Ursala Reed : Forgotten Moments ©1999 JCMarion


Ursala Reed was discovered by band leader and R & B arranger Joe Morris when she was a promising sixteen year old singer hoping to go out on her own in the music business. Her first big break came as part of the New Year's Eve, 1953 show in New York City. The show was a combination of R & B and modern jazz performers that included Thelonius Monk, J.J. Johnson & His All Star Combo, The Orioles, and the Joe Morris Blues Cavalcade with whom Ursala vocalized. She appeared intermittently with the Joe Morris band for much of the year. Her very first record session did not take place until mid 1954 when the new Old Town label paired her with the label's new singing group The Solitaires on #1001 (the label's second release) and "Ursala's Blues" and "You're Laughing Cause I'm Crying". In late September of that year Reed records for Herald Records, the label that Morris had moved to after leaving Atlantic. Their first release for the label was #440 - "Tying Up The Time" and "Blue And Lonely". Ursala goes out on the road with the touring Rhythm & Blues Hall of Fame Show which does a series of one nighters throughout the Midwest. Besides Morris and his band which also features Al Savage and Faye Adams, The Orioles, Amos Milburn, and The Spiders are part of the show. The tour stops in Chicago and becomes part of the "Jam With Sam" show with local deejay Sam Evans.

During 1955 Ursala continues to be part of the Joe Morris company touring the country and recording. In March Herald #444 is released. The songs are "All Gone" and "You Hurt My Pride". Ursala Reed as a recording artist does not do well nationally and so Herald drops her and Joe Morris follows suit. They continue to tour and make in person appearances throughout the country, and by the latter half of the year find themselves on Imperial Records in Los Angeles. Imperial #5371 is issued late in the year as by Joe and Ursala, and the songs are "The Good Book" and "Let's Face It". The following year finds Ursala continuing on with Joe Morris and his band.
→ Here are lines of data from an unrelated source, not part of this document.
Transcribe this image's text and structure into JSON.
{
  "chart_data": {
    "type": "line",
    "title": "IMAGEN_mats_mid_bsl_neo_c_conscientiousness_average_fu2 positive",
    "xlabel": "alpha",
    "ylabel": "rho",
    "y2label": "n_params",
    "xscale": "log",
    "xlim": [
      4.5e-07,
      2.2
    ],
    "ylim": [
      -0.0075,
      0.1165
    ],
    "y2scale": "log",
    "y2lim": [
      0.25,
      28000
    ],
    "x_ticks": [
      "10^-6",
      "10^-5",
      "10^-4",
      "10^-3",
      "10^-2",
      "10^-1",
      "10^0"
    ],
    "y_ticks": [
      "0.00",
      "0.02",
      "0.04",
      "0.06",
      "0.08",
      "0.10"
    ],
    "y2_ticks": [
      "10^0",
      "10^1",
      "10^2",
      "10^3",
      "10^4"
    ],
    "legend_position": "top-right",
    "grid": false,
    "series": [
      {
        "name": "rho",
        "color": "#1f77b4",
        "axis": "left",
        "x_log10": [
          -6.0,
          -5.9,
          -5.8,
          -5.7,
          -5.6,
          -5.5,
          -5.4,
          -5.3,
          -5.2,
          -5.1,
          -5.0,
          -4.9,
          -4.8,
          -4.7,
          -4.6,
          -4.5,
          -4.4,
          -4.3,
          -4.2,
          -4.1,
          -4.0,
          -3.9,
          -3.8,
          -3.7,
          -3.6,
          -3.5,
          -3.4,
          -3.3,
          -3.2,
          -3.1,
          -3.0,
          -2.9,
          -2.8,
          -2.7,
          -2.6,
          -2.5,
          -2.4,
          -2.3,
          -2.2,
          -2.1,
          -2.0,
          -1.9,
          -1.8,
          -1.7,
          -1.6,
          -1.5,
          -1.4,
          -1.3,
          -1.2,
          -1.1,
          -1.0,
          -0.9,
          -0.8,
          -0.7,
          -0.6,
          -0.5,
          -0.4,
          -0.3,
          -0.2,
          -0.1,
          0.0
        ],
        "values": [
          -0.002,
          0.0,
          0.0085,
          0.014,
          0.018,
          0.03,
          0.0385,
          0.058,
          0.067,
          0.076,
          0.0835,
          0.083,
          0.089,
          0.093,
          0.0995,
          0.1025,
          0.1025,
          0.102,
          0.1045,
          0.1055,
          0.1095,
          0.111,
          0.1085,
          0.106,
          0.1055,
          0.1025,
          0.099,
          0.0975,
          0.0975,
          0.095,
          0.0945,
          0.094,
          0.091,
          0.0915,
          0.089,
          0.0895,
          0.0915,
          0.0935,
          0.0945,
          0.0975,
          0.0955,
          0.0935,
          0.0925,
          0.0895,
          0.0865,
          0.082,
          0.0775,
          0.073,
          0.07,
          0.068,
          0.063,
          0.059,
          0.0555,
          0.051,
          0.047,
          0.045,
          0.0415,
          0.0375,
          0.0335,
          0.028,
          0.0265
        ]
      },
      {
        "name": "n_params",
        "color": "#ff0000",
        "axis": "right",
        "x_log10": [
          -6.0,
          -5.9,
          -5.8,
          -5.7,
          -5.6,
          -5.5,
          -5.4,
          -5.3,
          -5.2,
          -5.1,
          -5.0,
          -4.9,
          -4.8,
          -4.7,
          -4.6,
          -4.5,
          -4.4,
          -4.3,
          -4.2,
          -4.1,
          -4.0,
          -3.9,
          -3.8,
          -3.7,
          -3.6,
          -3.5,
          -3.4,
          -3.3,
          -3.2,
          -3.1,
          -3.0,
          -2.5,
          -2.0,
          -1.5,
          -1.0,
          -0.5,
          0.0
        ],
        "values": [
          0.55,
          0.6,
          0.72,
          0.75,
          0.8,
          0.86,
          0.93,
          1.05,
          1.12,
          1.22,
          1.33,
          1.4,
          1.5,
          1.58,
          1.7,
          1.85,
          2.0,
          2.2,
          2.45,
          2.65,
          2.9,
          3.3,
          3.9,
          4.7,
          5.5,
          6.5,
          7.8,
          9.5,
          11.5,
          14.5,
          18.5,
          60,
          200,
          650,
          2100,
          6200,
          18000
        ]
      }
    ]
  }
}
They join Charlie & Ray, The Diabolos, and Manhattan Paul for a week's stay in Cleveland in March. During the summer a touring unit consisting of Joe, Ursala, and singer Larry Birdsong embarks on a series of one nighters in the South including an extended stay at The Palms in South Florida. Reed continues for a few months into 1957 with Morris, but by now she has realized that the music world has greatly changed and that her possibility of success is severely limited by the new Elvis / American Bandstand driven 'latest things'. Not too much more is heard from Ursala Reed, and in less than two years Joe Morris would pass away. But - the evidence remains - Ursala Reed was a part of the passing parade during the R & B fifties.